It seems that no phrase in dental procedures strikes more fear into the hearts of patients than that of “root canal.”

But that doesn’t have to be the case. Modern technology and medications allow us to perform root canals with minor discomfort. In fact, keeping our patients calm and comfortable is one of our priorities at Sheehan Dental, no matter what the procedure is.


We’d like to give you a little information about root canals on this page because we believe that the more you know about a procedure, the less scary it becomes. As always, if we don’t cover your questions here, feel free to contact us.


What is a “root canal”?

Actually, “root canal” is the name of the area that the procedure focuses on, although that phrase is commonly used to refer to the process dentists call “endodontic treatment.” The word “endodontic” comes from two Greek words that, together, give you a hint as to what the procedure entails. “Endo” is the Greek word for “inside” and “odont” is the Greek word for tooth. In other words, an endodontic procedure takes place inside the tooth.


In order to explain what a root canal is, it’s helpful to know a bit about how teeth are constructed. The outer, white layer of a tooth is the enamel. Under the enamel is the dentin. Dentin is a hard substance that makes up the majority of the bulk of your tooth. Inside the dentin is pulp. Pulp is a soft substance that, as the tooth is grows, “feeds” the tooth. If you think of your tooth like an apple, the enamel is the apple skin, the flesh of the apple is the dentin, and the seed of the apple – which contains everything needed to create not only the apple but also a whole new apple tree! – is the pulp.


Inside the roots of your teeth, there is a thin canal where the pulp is. This is the root canal. When you need a root canal procedure, it is this area – the canal of pulp in the root of your tooth – that will be worked on.


Why do I need a root canal?

Generally, a root canal is performed when a dentist detects that there is infection or inflammation in the pulp of the root canal. A root canal infection can be quite painful. An untreated infected root canal can cause an abscess at the base of the root. Abscesses – pockets of infection – can cause medical emergencies in some cases. In the past, a root canal infection was a sure way to lose a tooth, which can lead to other dental and general health problems. For that reason, whenever you are experiencing tooth pain, you should have your tooth investigated by a dental professional as soon as possible.


Do root canals hurt?

First of all, remember that an infection in your root canal will likely cause you considerable discomfort. A root canal treatment will relieve that pain.


That being said, Dr. Sheehan uses the most advanced techniques and medications to make you as comfortable as possible during your procedure. A local anesthetic is used to numb the area around the tooth and if at any time during your procedure you begin to feel pain, you can let Dr. Sheehan know and he will do his best to make you comfortable again. Most patients report that the procedure itself was really not that painful.

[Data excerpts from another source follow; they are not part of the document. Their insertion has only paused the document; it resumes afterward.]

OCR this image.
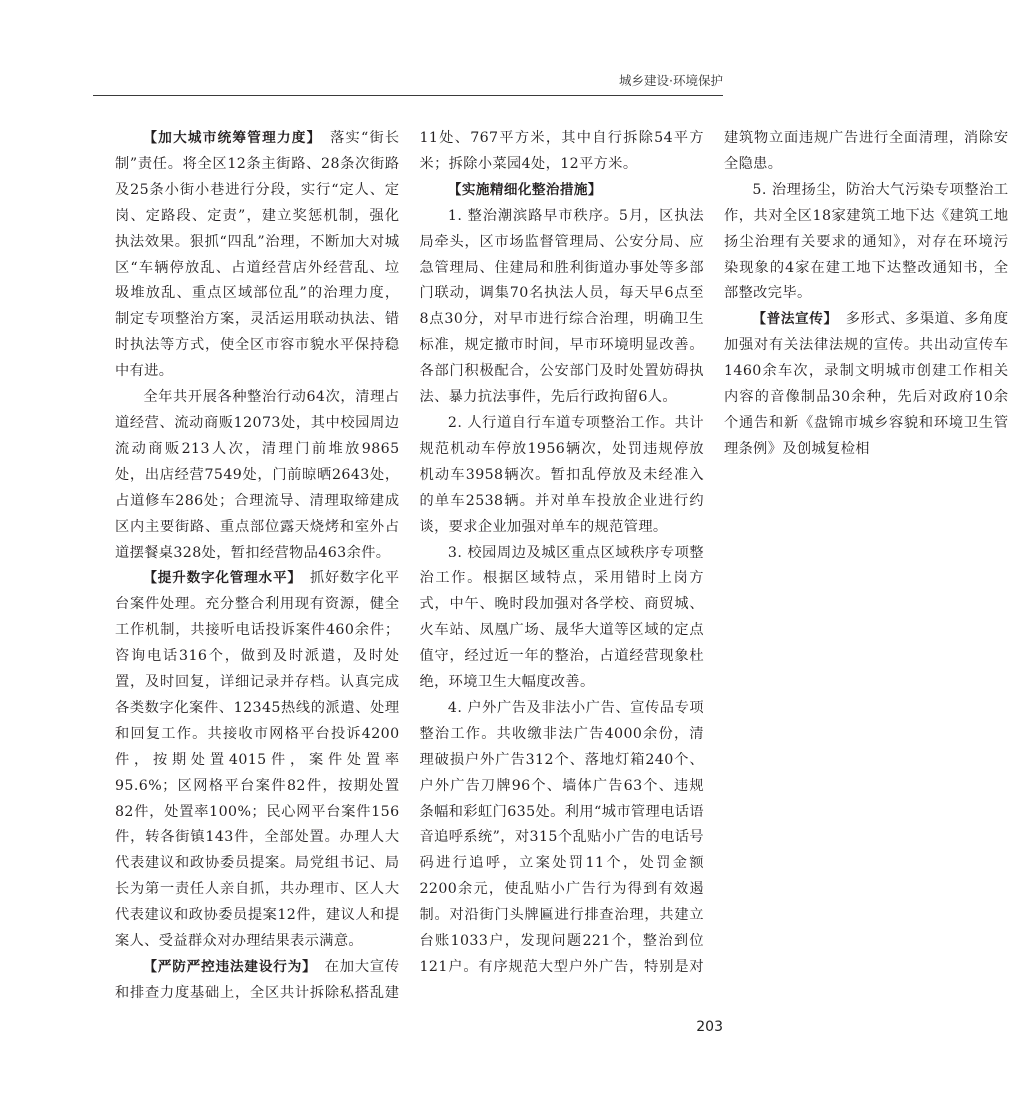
城乡建设·环境保护

【加大城市统筹管理力度】　 落实“街长制”责任。将全区12条主街路、28条次街路及25条小街小巷进行分段，实行“定人、定岗、定路段、定责”，建立奖惩机制，强化执法效果。狠抓“四乱”治理，不断加大对城区“车辆停放乱、占道经营店外经营乱、垃圾堆放乱、重点区域部位乱”的治理力度，制定专项整治方案，灵活运用联动执法、错时执法等方式，使全区市容市貌水平保持稳中有进。

全年共开展各种整治行动64次，清理占道经营、流动商贩12073处，其中校园周边流动商贩213人次，清理门前堆放9865处，出店经营7549处，门前晾晒2643处，占道修车286处；合理流导、清理取缔建成区内主要街路、重点部位露天烧烤和室外占道摆餐桌328处，暂扣经营物品463余件。

【提升数字化管理水平】　 抓好数字化平台案件处理。充分整合利用现有资源，健全工作机制，共接听电话投诉案件460余件；咨询电话316个，做到及时派遣，及时处置，及时回复，详细记录并存档。认真完成各类数字化案件、12345热线的派遣、处理和回复工作。共接收市网格平台投诉4200件，按期处置4015件，案件处置率95.6%；区网格平台案件82件，按期处置82件，处置率100%；民心网平台案件156件，转各街镇143件，全部处置。办理人大代表建议和政协委员提案。局党组书记、局长为第一责任人亲自抓，共办理市、区人大代表建议和政协委员提案12件，建议人和提案人、受益群众对办理结果表示满意。

【严防严控违法建设行为】　 在加大宣传和排查力度基础上，全区共计拆除私搭乱建11处、767平方米，其中自行拆除54平方米；拆除小菜园4处，12平方米。

【实施精细化整治措施】

1. 整治潮滨路早市秩序。5月，区执法局牵头，区市场监督管理局、公安分局、应急管理局、住建局和胜利街道办事处等多部门联动，调集70名执法人员，每天早6点至8点30分，对早市进行综合治理，明确卫生标准，规定撤市时间，早市环境明显改善。各部门积极配合，公安部门及时处置妨碍执法、暴力抗法事件，先后行政拘留6人。

2. 人行道自行车道专项整治工作。共计规范机动车停放1956辆次，处罚违规停放机动车3958辆次。暂扣乱停放及未经准入的单车2538辆。并对单车投放企业进行约谈，要求企业加强对单车的规范管理。

3. 校园周边及城区重点区域秩序专项整治工作。根据区域特点，采用错时上岗方式，中午、晚时段加强对各学校、商贸城、火车站、凤凰广场、晟华大道等区域的定点值守，经过近一年的整治，占道经营现象杜绝，环境卫生大幅度改善。

4. 户外广告及非法小广告、宣传品专项整治工作。共收缴非法广告4000余份，清理破损户外广告312个、落地灯箱240个、户外广告刀牌96个、墙体广告63个、违规条幅和彩虹门635处。利用“城市管理电话语音追呼系统”，对315个乱贴小广告的电话号码进行追呼，立案处罚11个，处罚金额2200余元，使乱贴小广告行为得到有效遏制。对沿街门头牌匾进行排查治理，共建立台账1033户，发现问题221个，整治到位121户。有序规范大型户外广告，特别是对建筑物立面违规广告进行全面清理，消除安全隐患。

5. 治理扬尘，防治大气污染专项整治工作，共对全区18家建筑工地下达《建筑工地扬尘治理有关要求的通知》，对存在环境污染现象的4家在建工地下达整改通知书，全部整改完毕。

【普法宣传】　 多形式、多渠道、多角度加强对有关法律法规的宣传。共出动宣传车1460余车次，录制文明城市创建工作相关内容的音像制品30余种，先后对政府10余个通告和新《盘锦市城乡容貌和环境卫生管理条例》及创城复检相

203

For a few days after the procedure, the area around the tooth that was treated may be sore but over-the-counter painkillers and, in some case, prescription medications, will generally treat any discomfort that you have. Dr. Sheehan and his staff will be happy to discuss pain management with you before or after your procedure.


Will a root canal save my tooth?

In many cases, having a root canal will save a tooth that even a decade or two ago would have been lost. Your tooth will need a filling from where Dr. Sheehan drills in it to reach the root canal and infected areas. If the tooth was cracked or broken, or if the decay in the tooth was substantial enough that there is not very much tooth left, Dr. Sheehan may insert a tiny post into the root canal in order to hold the tooth filling in place. In the most serious of cases, if the tooth cannot be saved, a dental implant may be the next step in restoring your smile.